If you practice hatha yoga or other restorative forms of yoga, there is a high probability that you have never tried Chaturanga. But it is a very common asana for anyone practicing flow yoga. For someone practicing the Ashtanga Primary Yoga Series, you could typically do a Chaturanga about 60 times in a single session. Therefore it becomes imperative to understand the Chaturanga alignment. It is a weight bearing exercise and practicing it with the wrong alignment over and over again would increase the chances of injury. In the long run you could end up with an impingement syndrome, a rotator cuff injury, elbow tendonitis etc. So instead of just pushing yourself to somehow do a Chaturanga, the aim should be to getting the alignment right even if it means that you are practicing a simpler modified version of Chaturanga. Chaturanga demands strength and most of us want to conquer the pose with muscle strength and will power.
For me as a beginner all the information was overwhelming. What was the point of doing an asana that would lead to injury? My initial reaction was to remove it completely from my regular practice. On second thought though learning more about it and adopting safe practices became a focal point. I had never put too much thought into alignment, but the fear of injury through Chaturanga kick stated my journey to understand the integration and alignment in yoga. Here is quick digest of all a beginner would need to know about Chaturanga.
First of all, what does Chaturanga really mean? Unlike most of other asanas that are better known by their english names, Chaturanga Dandasana the world over is always referred to by its Sanskrit name. It is basically a Four Limbed Staff Pose or Low Plank. Thus one should really look like a staff/stick in the final position.
Chatur – meaning “four”
Anga – meaning “limb”
Danda – meaning “staff”
Asana – meaning “pose”
Benefits: To stay motivated, I educated myself on the benefits first
- Strengthens arm, shoulder and leg muscles and flexibility. These were definitely areas that I had to work on.
- Develops core stability
- Prepares body for inversions and challenging arm balances – until I stated Ashtanga I never thought I would attempt arm balances. Even headstands really require arm and core strength, and Chaturanga is a starting point that prepares your body for other challenges.

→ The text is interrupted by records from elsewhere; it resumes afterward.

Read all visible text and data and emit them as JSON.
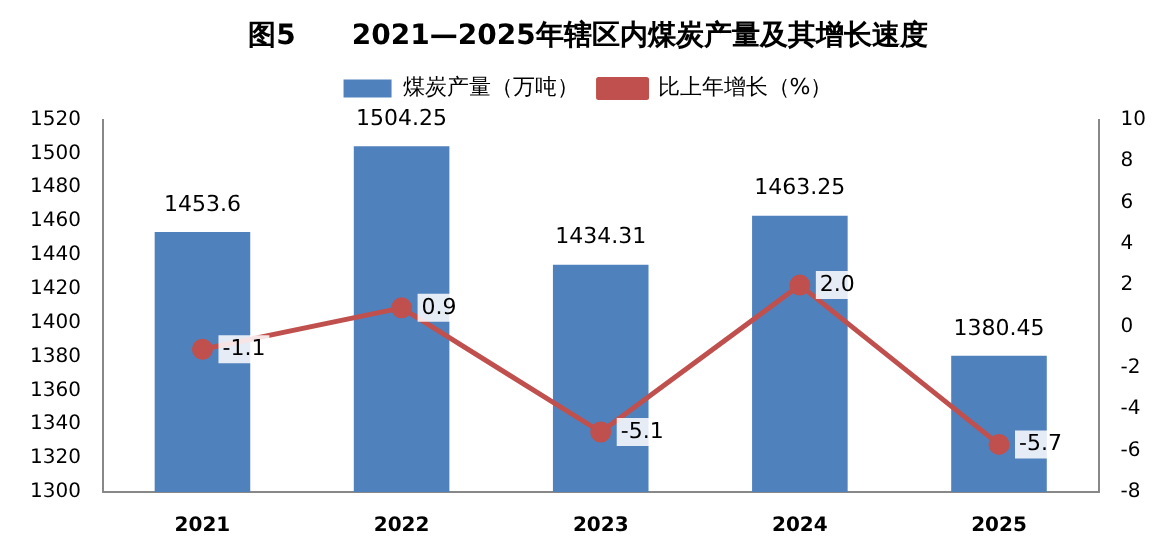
{
  "chart_data": {
    "type": "bar",
    "title": "图5　　2021—2025年辖区内煤炭产量及其增长速度",
    "categories": [
      "2021",
      "2022",
      "2023",
      "2024",
      "2025"
    ],
    "series": [
      {
        "name": "煤炭产量（万吨）",
        "color": "#4f81bd",
        "values": [
          1453.6,
          1504.25,
          1434.31,
          1463.25,
          1380.45
        ],
        "value_labels": [
          "1453.6",
          "1504.25",
          "1434.31",
          "1463.25",
          "1380.45"
        ]
      },
      {
        "name": "比上年增长（%）",
        "type": "line",
        "axis": "y2",
        "color": "#c0504d",
        "marker": "circle",
        "values": [
          -1.1,
          0.9,
          -5.1,
          2.0,
          -5.7
        ],
        "value_labels": [
          "-1.1",
          "0.9",
          "-5.1",
          "2.0",
          "-5.7"
        ]
      }
    ],
    "ylim": [
      1300,
      1520
    ],
    "yticks": [
      1300,
      1320,
      1340,
      1360,
      1380,
      1400,
      1420,
      1440,
      1460,
      1480,
      1500,
      1520
    ],
    "y2lim": [
      -8,
      10
    ],
    "y2ticks": [
      -8,
      -6,
      -4,
      -2,
      0,
      2,
      4,
      6,
      8,
      10
    ],
    "legend": "top",
    "grid": false
  }
}
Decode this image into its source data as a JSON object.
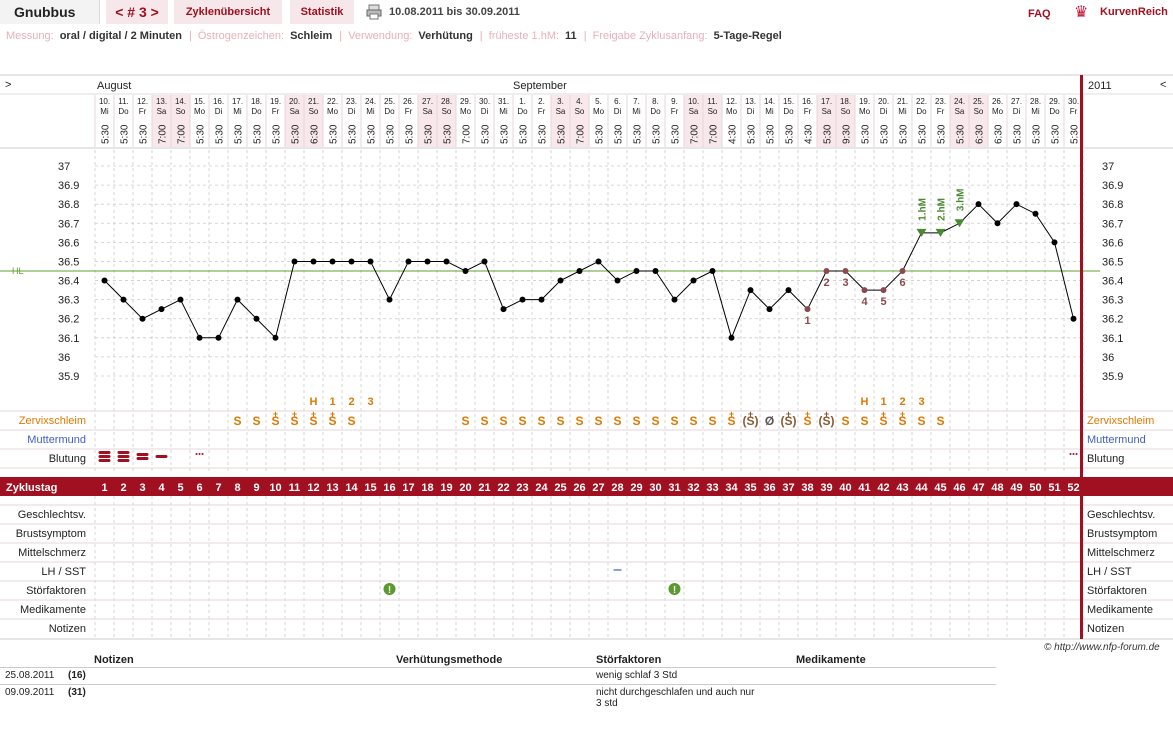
{
  "header": {
    "user": "Gnubbus",
    "cycle_nav": "< # 3 >",
    "tabs": [
      {
        "label": "Zyklenübersicht"
      },
      {
        "label": "Statistik"
      }
    ],
    "date_range": "10.08.2011 bis 30.09.2011",
    "faq_label": "FAQ",
    "brand": "KurvenReich",
    "print_icon": "printer-icon",
    "accent": "#a01020"
  },
  "info": [
    {
      "label": "Messung:",
      "value": "oral / digital / 2 Minuten"
    },
    {
      "label": "Östrogenzeichen:",
      "value": "Schleim"
    },
    {
      "label": "Verwendung:",
      "value": "Verhütung"
    },
    {
      "label": "früheste 1.hM:",
      "value": "11"
    },
    {
      "label": "Freigabe Zyklusanfang:",
      "value": "5-Tage-Regel"
    }
  ],
  "chart": {
    "left_arrow": ">",
    "right_arrow": "<",
    "year": "2011",
    "months": [
      {
        "label": "August",
        "col": 0
      },
      {
        "label": "September",
        "col": 22
      }
    ],
    "hl_label": "HL",
    "day_nums": [
      "10.",
      "11.",
      "12.",
      "13.",
      "14.",
      "15.",
      "16.",
      "17.",
      "18.",
      "19.",
      "20.",
      "21.",
      "22.",
      "23.",
      "24.",
      "25.",
      "26.",
      "27.",
      "28.",
      "29.",
      "30.",
      "31.",
      "1.",
      "2.",
      "3.",
      "4.",
      "5.",
      "6.",
      "7.",
      "8.",
      "9.",
      "10.",
      "11.",
      "12.",
      "13.",
      "14.",
      "15.",
      "16.",
      "17.",
      "18.",
      "19.",
      "20.",
      "21.",
      "22.",
      "23.",
      "24.",
      "25.",
      "26.",
      "27.",
      "28.",
      "29.",
      "30."
    ],
    "weekdays": [
      "Mi",
      "Do",
      "Fr",
      "Sa",
      "So",
      "Mo",
      "Di",
      "Mi",
      "Do",
      "Fr",
      "Sa",
      "So",
      "Mo",
      "Di",
      "Mi",
      "Do",
      "Fr",
      "Sa",
      "So",
      "Mo",
      "Di",
      "Mi",
      "Do",
      "Fr",
      "Sa",
      "So",
      "Mo",
      "Di",
      "Mi",
      "Do",
      "Fr",
      "Sa",
      "So",
      "Mo",
      "Di",
      "Mi",
      "Do",
      "Fr",
      "Sa",
      "So",
      "Mo",
      "Di",
      "Mi",
      "Do",
      "Fr",
      "Sa",
      "So",
      "Mo",
      "Di",
      "Mi",
      "Do",
      "Fr"
    ],
    "times": [
      "5:30",
      "5:30",
      "5:30",
      "7:00",
      "7:00",
      "5:30",
      "5:30",
      "5:30",
      "5:30",
      "5:30",
      "5:30",
      "6:30",
      "5:30",
      "5:30",
      "5:30",
      "5:30",
      "5:30",
      "5:30",
      "5:30",
      "7:00",
      "5:30",
      "5:30",
      "5:30",
      "5:30",
      "5:30",
      "7:00",
      "5:30",
      "5:30",
      "5:30",
      "5:30",
      "5:30",
      "7:00",
      "7:00",
      "4:30",
      "5:30",
      "5:30",
      "5:30",
      "4:30",
      "5:30",
      "9:30",
      "5:30",
      "5:30",
      "5:30",
      "5:30",
      "5:30",
      "5:30",
      "6:30",
      "6:30",
      "5:30",
      "5:30",
      "5:30",
      "5:30"
    ],
    "weekend_cols": [
      3,
      4,
      10,
      11,
      17,
      18,
      24,
      25,
      31,
      32,
      38,
      39,
      45,
      46
    ],
    "rows_top": [
      {
        "label": "Zervixschleim",
        "color": "#e07800"
      },
      {
        "label": "Muttermund",
        "color": "#4060c0"
      },
      {
        "label": "Blutung",
        "color": "#222"
      }
    ],
    "zyklustag_label": "Zyklustag",
    "rows_bottom": [
      {
        "label": "Geschlechtsv."
      },
      {
        "label": "Brustsymptom"
      },
      {
        "label": "Mittelschmerz"
      },
      {
        "label": "LH / SST"
      },
      {
        "label": "Störfaktoren"
      },
      {
        "label": "Medikamente"
      },
      {
        "label": "Notizen"
      }
    ],
    "mucus": [
      "",
      "",
      "",
      "",
      "",
      "",
      "",
      "S",
      "S",
      "S+",
      "S+",
      "S+",
      "S+",
      "S",
      "",
      "",
      "",
      "",
      "",
      "S",
      "S",
      "S",
      "S",
      "S",
      "S",
      "S",
      "S",
      "S",
      "S",
      "S",
      "S",
      "S",
      "S",
      "S+",
      "(S+)",
      "Ø",
      "(S+)",
      "S+",
      "(S+)",
      "S",
      "S",
      "S+",
      "S+",
      "S",
      "S",
      "",
      "",
      "",
      "",
      "",
      "",
      ""
    ],
    "mucus_labels": [
      {
        "col": 11,
        "text": "H"
      },
      {
        "col": 12,
        "text": "1"
      },
      {
        "col": 13,
        "text": "2"
      },
      {
        "col": 14,
        "text": "3"
      },
      {
        "col": 40,
        "text": "H"
      },
      {
        "col": 41,
        "text": "1"
      },
      {
        "col": 42,
        "text": "2"
      },
      {
        "col": 43,
        "text": "3"
      }
    ],
    "bleeding": [
      3,
      3,
      2,
      1,
      0,
      0.5,
      0,
      0,
      0,
      0,
      0,
      0,
      0,
      0,
      0,
      0,
      0,
      0,
      0,
      0,
      0,
      0,
      0,
      0,
      0,
      0,
      0,
      0,
      0,
      0,
      0,
      0,
      0,
      0,
      0,
      0,
      0,
      0,
      0,
      0,
      0,
      0,
      0,
      0,
      0,
      0,
      0,
      0,
      0,
      0,
      0,
      0.5
    ],
    "lh_marks": [
      {
        "col": 27
      }
    ],
    "stoer_marks": [
      {
        "col": 15
      },
      {
        "col": 30
      }
    ],
    "colors": {
      "accent": "#a01020",
      "weekend": "#f8e8ec",
      "hl_line": "#60a030",
      "temp_line": "#000",
      "marked_point": "#8a4a50",
      "hm_marker": "#4a8a30",
      "mucus": "#e07800"
    }
  },
  "chart_data": {
    "type": "line",
    "title": "",
    "xlabel": "Zyklustag",
    "ylabel": "",
    "ylim": [
      35.8,
      37.05
    ],
    "y_ticks": [
      "37",
      "36.9",
      "36.8",
      "36.7",
      "36.6",
      "36.5",
      "36.4",
      "36.3",
      "36.2",
      "36.1",
      "36",
      "35.9"
    ],
    "x": [
      1,
      2,
      3,
      4,
      5,
      6,
      7,
      8,
      9,
      10,
      11,
      12,
      13,
      14,
      15,
      16,
      17,
      18,
      19,
      20,
      21,
      22,
      23,
      24,
      25,
      26,
      27,
      28,
      29,
      30,
      31,
      32,
      33,
      34,
      35,
      36,
      37,
      38,
      39,
      40,
      41,
      42,
      43,
      44,
      45,
      46,
      47,
      48,
      49,
      50,
      51,
      52
    ],
    "values": [
      36.4,
      36.3,
      36.2,
      36.25,
      36.3,
      36.1,
      36.1,
      36.3,
      36.2,
      36.1,
      36.5,
      36.5,
      36.5,
      36.5,
      36.5,
      36.3,
      36.5,
      36.5,
      36.5,
      36.45,
      36.5,
      36.25,
      36.3,
      36.3,
      36.4,
      36.45,
      36.5,
      36.4,
      36.45,
      36.45,
      36.3,
      36.4,
      36.45,
      36.1,
      36.35,
      36.25,
      36.35,
      36.25,
      36.45,
      36.45,
      36.35,
      36.35,
      36.45,
      36.65,
      36.65,
      36.7,
      36.8,
      36.7,
      36.8,
      36.75,
      36.6,
      36.2
    ],
    "hl": 36.45,
    "count_labels": [
      {
        "day": 38,
        "text": "1"
      },
      {
        "day": 39,
        "text": "2"
      },
      {
        "day": 40,
        "text": "3"
      },
      {
        "day": 41,
        "text": "4"
      },
      {
        "day": 42,
        "text": "5"
      },
      {
        "day": 43,
        "text": "6"
      }
    ],
    "hm_labels": [
      {
        "day": 44,
        "text": "1.hM"
      },
      {
        "day": 45,
        "text": "2.hM"
      },
      {
        "day": 46,
        "text": "3.hM"
      }
    ]
  },
  "notes_table": {
    "copyright": "© http://www.nfp-forum.de",
    "headers": [
      "Notizen",
      "Verhütungsmethode",
      "Störfaktoren",
      "Medikamente"
    ],
    "rows": [
      {
        "date": "25.08.2011",
        "day": "(16)",
        "stoer": "wenig schlaf 3 Std"
      },
      {
        "date": "09.09.2011",
        "day": "(31)",
        "stoer": "nicht durchgeschlafen und auch nur 3 std"
      }
    ]
  }
}
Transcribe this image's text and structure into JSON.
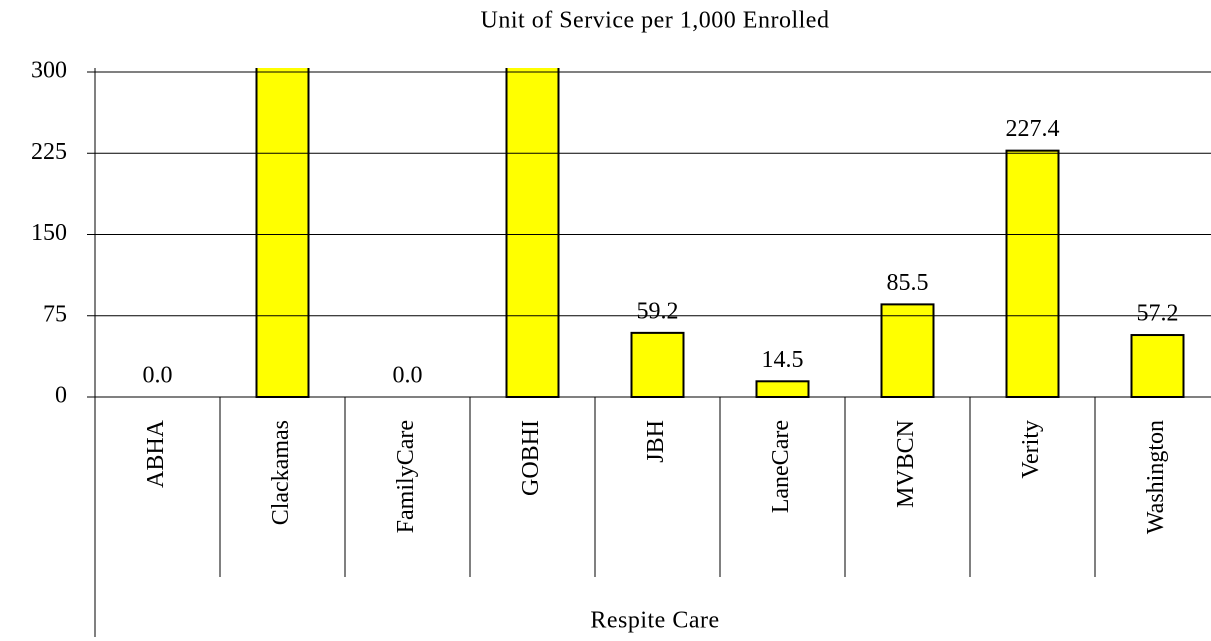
{
  "chart_data": {
    "type": "bar",
    "title": "Unit of Service per 1,000 Enrolled",
    "xlabel": "Respite Care",
    "categories": [
      "ABHA",
      "Clackamas",
      "FamilyCare",
      "GOBHI",
      "JBH",
      "LaneCare",
      "MVBCN",
      "Verity",
      "Washington"
    ],
    "values": [
      0,
      310,
      0,
      310,
      59.2,
      14.5,
      85.5,
      227.4,
      57.2
    ],
    "value_labels": [
      "0.0",
      null,
      "0.0",
      null,
      "59.2",
      "14.5",
      "85.5",
      "227.4",
      "57.2"
    ],
    "color": "#ffff00",
    "ylim": [
      0,
      300
    ],
    "yticks": [
      0,
      75,
      150,
      225,
      300
    ],
    "grid": true
  }
}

- Begin in a high plank, with shoulders, elbows and wrists stacked over each other in a straight line
- As you exhale slowly lower the body to a few inches above the floor.
- Keep your back flat, lift your chest, keep shoulders in line with the elbows. Elbows stacked just above the wrists.
- Keep on engaging the abdominal and leg muscles.
Coming out of the pose:
- Just lower your body back on the mat and rest
- Experienced students can raise themselves up to a high plank again
- Those practicing sun salutations could just press forward into an upward facing dog
- Shoulders should not drop below the height of the elbows
- Elbows are stacked directly above the wrists.
- Keep the elbows tucked alongside the body, reaching toward the heels and do not let them wing to the sides
- The upper arm and forearm should create a perfect right angle
- Do not use sheer strength to stay in the pose. This will overuse the front muscles of the body. Utilize the back muscles of the body with equal effort as the front
Dristi: On the nose with the face pointing forwards
Breathing: You would usually perform the asana on an exhalation. In the Surya Namaskar A series one jumps into a Chaturanga on the fourth count, and in Surya Namaskar B, it is performed on the fourth, eighth and twelfth counts. If you are practicing the asana without a vinyasa, you would usually get into a Chaturanga from a high plank on an exhalation. Usual practice is to hold the asana for 30 seconds with continuous breathing (ujjayi breathing). One could also lift oneself up from the floor into a Chaturanga, though working against gravity could be more challenging.
Modifications/Variations: Always work with modifications if your body is not ready to support the alignment discussed above. Even after years of practice, modifications should be adopted on days when your body is not up for the challenge.
- From a high plank, bring the knees down first. Then lower the torso to hover an inch above the floor. This is Half Chaturanga. If Half Chaturanga is difficult just focus on Ashtanga Namaskar (Knees- Chest-Chin Pose) until one has built enough strength for a Half Chaturanga.
- Have a yoga belt strapped around the upper body to avoid flaring of the elbows
- Have a block or bolster to land on. This will ensure that you have perfect alignment until the time you can hold yourself up without any support.